Mateus é proprietário de um terreno situado em área rural do estado de Minas Gerais. Por meio de escritura pública levada ao cartório do registro de imóveis, Mateus concede, pelo prazo de vinte anos, em favor de Francisco, direito real de superfície sobre o aludido terreno. A escritura prevê que Francisco deverá ali construir um edifício que servirá de escola para a população local. A escritura ainda prevê que, em contrapartida à concessão da superfície, Francisco deverá pagar a Mateus a quantia de R$ 30.000,00 (trinta mil reais). A escritura também prevê que, em caso de alienação do direito de superfície por Francisco, Mateus terá direito a receber quantia equivalente a 3% do valor da transação.
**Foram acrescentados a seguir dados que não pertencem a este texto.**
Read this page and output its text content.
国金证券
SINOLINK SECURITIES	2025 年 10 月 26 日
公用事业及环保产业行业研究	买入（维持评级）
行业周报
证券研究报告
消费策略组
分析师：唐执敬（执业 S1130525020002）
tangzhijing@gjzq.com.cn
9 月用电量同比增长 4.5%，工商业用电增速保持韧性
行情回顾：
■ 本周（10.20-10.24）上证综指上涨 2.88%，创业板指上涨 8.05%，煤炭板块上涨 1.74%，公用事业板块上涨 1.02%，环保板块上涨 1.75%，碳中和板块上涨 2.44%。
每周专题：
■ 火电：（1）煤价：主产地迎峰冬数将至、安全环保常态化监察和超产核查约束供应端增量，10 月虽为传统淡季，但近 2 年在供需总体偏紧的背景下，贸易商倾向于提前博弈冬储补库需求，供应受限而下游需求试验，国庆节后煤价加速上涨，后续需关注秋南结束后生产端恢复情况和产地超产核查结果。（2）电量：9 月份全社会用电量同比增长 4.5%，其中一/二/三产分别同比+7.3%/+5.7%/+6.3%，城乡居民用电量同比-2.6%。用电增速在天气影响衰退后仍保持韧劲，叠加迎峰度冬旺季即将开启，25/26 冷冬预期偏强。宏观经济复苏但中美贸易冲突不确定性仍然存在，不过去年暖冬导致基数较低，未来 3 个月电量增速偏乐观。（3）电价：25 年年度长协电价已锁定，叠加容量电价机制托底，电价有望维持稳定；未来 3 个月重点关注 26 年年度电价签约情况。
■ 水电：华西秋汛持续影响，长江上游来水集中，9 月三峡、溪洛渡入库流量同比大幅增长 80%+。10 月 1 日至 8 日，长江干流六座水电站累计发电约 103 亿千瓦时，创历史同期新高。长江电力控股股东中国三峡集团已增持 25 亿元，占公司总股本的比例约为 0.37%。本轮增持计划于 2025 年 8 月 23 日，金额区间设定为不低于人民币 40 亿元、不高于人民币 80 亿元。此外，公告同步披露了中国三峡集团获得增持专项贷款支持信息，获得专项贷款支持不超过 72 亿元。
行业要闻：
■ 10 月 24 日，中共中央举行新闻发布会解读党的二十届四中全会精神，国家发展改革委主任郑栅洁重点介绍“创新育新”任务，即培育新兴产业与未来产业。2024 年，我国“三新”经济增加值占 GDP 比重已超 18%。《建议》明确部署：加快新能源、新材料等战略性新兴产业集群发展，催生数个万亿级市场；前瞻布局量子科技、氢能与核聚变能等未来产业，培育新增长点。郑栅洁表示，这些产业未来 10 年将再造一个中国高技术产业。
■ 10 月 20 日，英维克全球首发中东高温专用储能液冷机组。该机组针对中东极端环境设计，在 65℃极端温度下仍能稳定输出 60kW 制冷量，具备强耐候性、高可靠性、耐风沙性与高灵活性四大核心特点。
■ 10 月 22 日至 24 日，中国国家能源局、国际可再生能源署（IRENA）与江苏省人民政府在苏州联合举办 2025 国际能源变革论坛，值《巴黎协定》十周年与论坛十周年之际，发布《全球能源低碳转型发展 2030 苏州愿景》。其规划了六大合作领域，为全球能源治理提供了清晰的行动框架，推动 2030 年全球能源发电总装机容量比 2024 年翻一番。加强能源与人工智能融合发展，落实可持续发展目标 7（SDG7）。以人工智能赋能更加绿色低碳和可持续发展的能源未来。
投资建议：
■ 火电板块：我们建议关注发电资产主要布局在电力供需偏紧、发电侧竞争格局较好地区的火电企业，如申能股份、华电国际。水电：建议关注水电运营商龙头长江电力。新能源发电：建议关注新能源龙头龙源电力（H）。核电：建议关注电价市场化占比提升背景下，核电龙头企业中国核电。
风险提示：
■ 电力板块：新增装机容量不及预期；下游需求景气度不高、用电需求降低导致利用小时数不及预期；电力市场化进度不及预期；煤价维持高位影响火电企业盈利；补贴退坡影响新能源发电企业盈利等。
Nesse caso, é correto afirmar que
- A)é nula a concessão de direito de superfície por prazo determinado, haja vista só se admitir, no direito brasileiro, a concessão perpétua.
Errada, porque o direito de superfície pode ser concedido por prazo determinado ou indeterminado, e a lei não exige que seja perpétuo.
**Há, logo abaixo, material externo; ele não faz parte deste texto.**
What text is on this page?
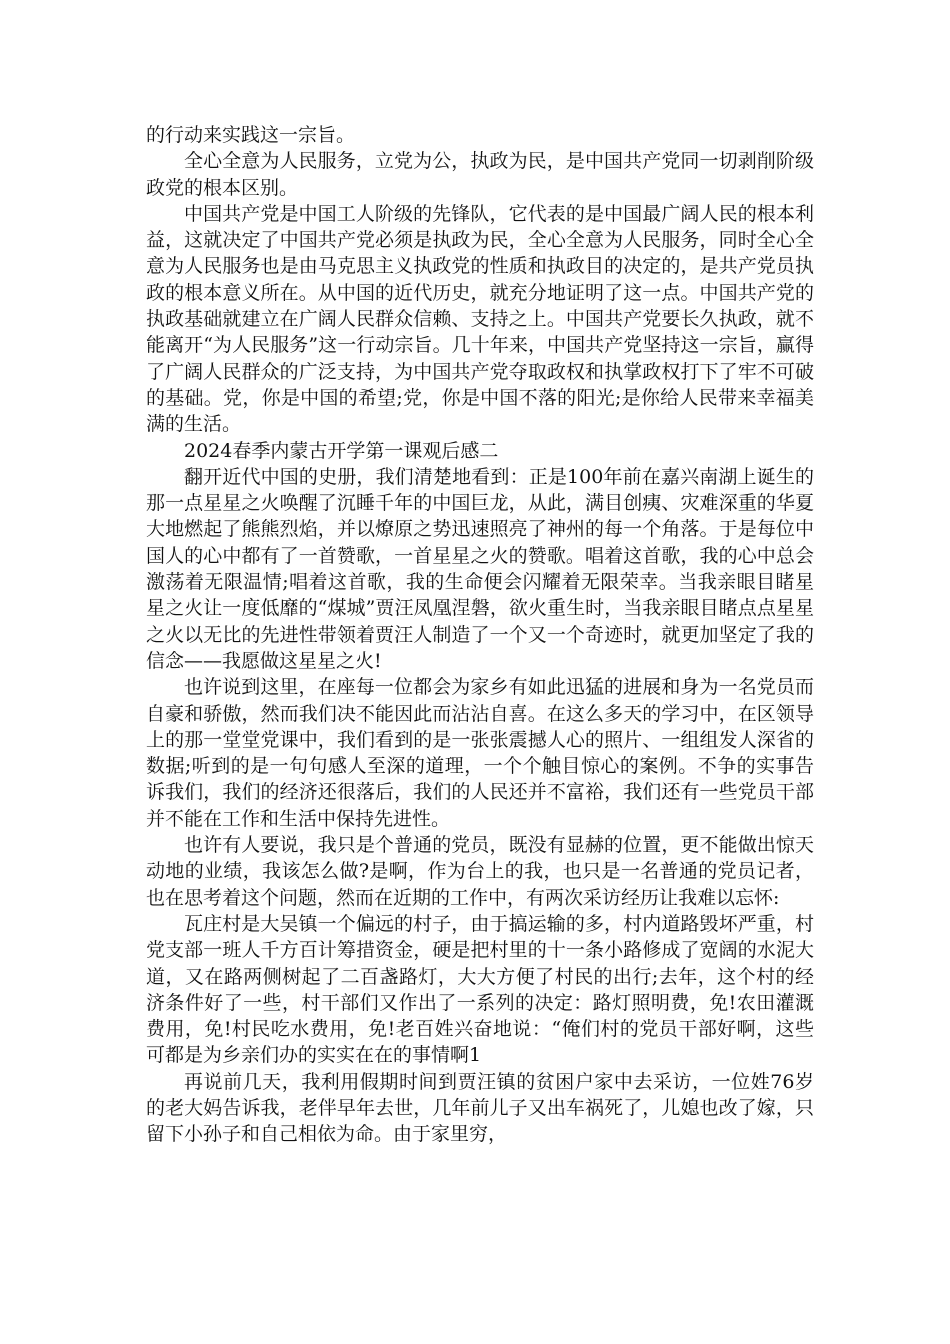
的行动来实践这一宗旨。

全心全意为人民服务，立党为公，执政为民，是中国共产党同一切剥削阶级政党的根本区别。

中国共产党是中国工人阶级的先锋队，它代表的是中国最广阔人民的根本利益，这就决定了中国共产党必须是执政为民，全心全意为人民服务，同时全心全意为人民服务也是由马克思主义执政党的性质和执政目的决定的，是共产党员执政的根本意义所在。从中国的近代历史，就充分地证明了这一点。中国共产党的执政基础就建立在广阔人民群众信赖、支持之上。中国共产党要长久执政，就不能离开“为人民服务”这一行动宗旨。几十年来，中国共产党坚持这一宗旨，赢得了广阔人民群众的广泛支持，为中国共产党夺取政权和执掌政权打下了牢不可破的基础。党，你是中国的希望;党，你是中国不落的阳光;是你给人民带来幸福美满的生活。

2024春季内蒙古开学第一课观后感二

翻开近代中国的史册，我们清楚地看到：正是100年前在嘉兴南湖上诞生的那一点星星之火唤醒了沉睡千年的中国巨龙，从此，满目创痍、灾难深重的华夏大地燃起了熊熊烈焰，并以燎原之势迅速照亮了神州的每一个角落。于是每位中国人的心中都有了一首赞歌，一首星星之火的赞歌。唱着这首歌，我的心中总会激荡着无限温情;唱着这首歌，我的生命便会闪耀着无限荣幸。当我亲眼目睹星星之火让一度低靡的“煤城”贾汪凤凰涅磐，欲火重生时，当我亲眼目睹点点星星之火以无比的先进性带领着贾汪人制造了一个又一个奇迹时，就更加坚定了我的信念——我愿做这星星之火!

也许说到这里，在座每一位都会为家乡有如此迅猛的进展和身为一名党员而自豪和骄傲，然而我们决不能因此而沾沾自喜。在这么多天的学习中，在区领导上的那一堂堂党课中，我们看到的是一张张震撼人心的照片、一组组发人深省的数据;听到的是一句句感人至深的道理，一个个触目惊心的案例。不争的实事告诉我们，我们的经济还很落后，我们的人民还并不富裕，我们还有一些党员干部并不能在工作和生活中保持先进性。

也许有人要说，我只是个普通的党员，既没有显赫的位置，更不能做出惊天动地的业绩，我该怎么做?是啊，作为台上的我，也只是一名普通的党员记者，也在思考着这个问题，然而在近期的工作中，有两次采访经历让我难以忘怀:

瓦庄村是大吴镇一个偏远的村子，由于搞运输的多，村内道路毁坏严重，村党支部一班人千方百计筹措资金，硬是把村里的十一条小路修成了宽阔的水泥大道，又在路两侧树起了二百盏路灯，大大方便了村民的出行;去年，这个村的经济条件好了一些，村干部们又作出了一系列的决定：路灯照明费，免!农田灌溉费用，免!村民吃水费用，免!老百姓兴奋地说：“俺们村的党员干部好啊，这些可都是为乡亲们办的实实在在的事情啊1

再说前几天，我利用假期时间到贾汪镇的贫困户家中去采访，一位姓76岁的老大妈告诉我，老伴早年去世，几年前儿子又出车祸死了，儿媳也改了嫁，只留下小孙子和自己相依为命。由于家里穷，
- B)é nula a cláusula que prevê o pagamento de remuneração em contrapartida à concessão do direito de superfície, haja vista ser a concessão ato essencialmente gratuito.
Errada, porque o direito de superfície pode ser gratuito ou oneroso, conforme admite o Código Civil.
- C)é nula a cláusula que estipula em favor de Mateus o pagamento de determinada quantia em caso de alienação do direito de superfície.
Certa, porque a alienação do direito de superfície gera, em regra, direito de preferência ao proprietário, e não uma cobrança percentual automática sobre o valor da transação.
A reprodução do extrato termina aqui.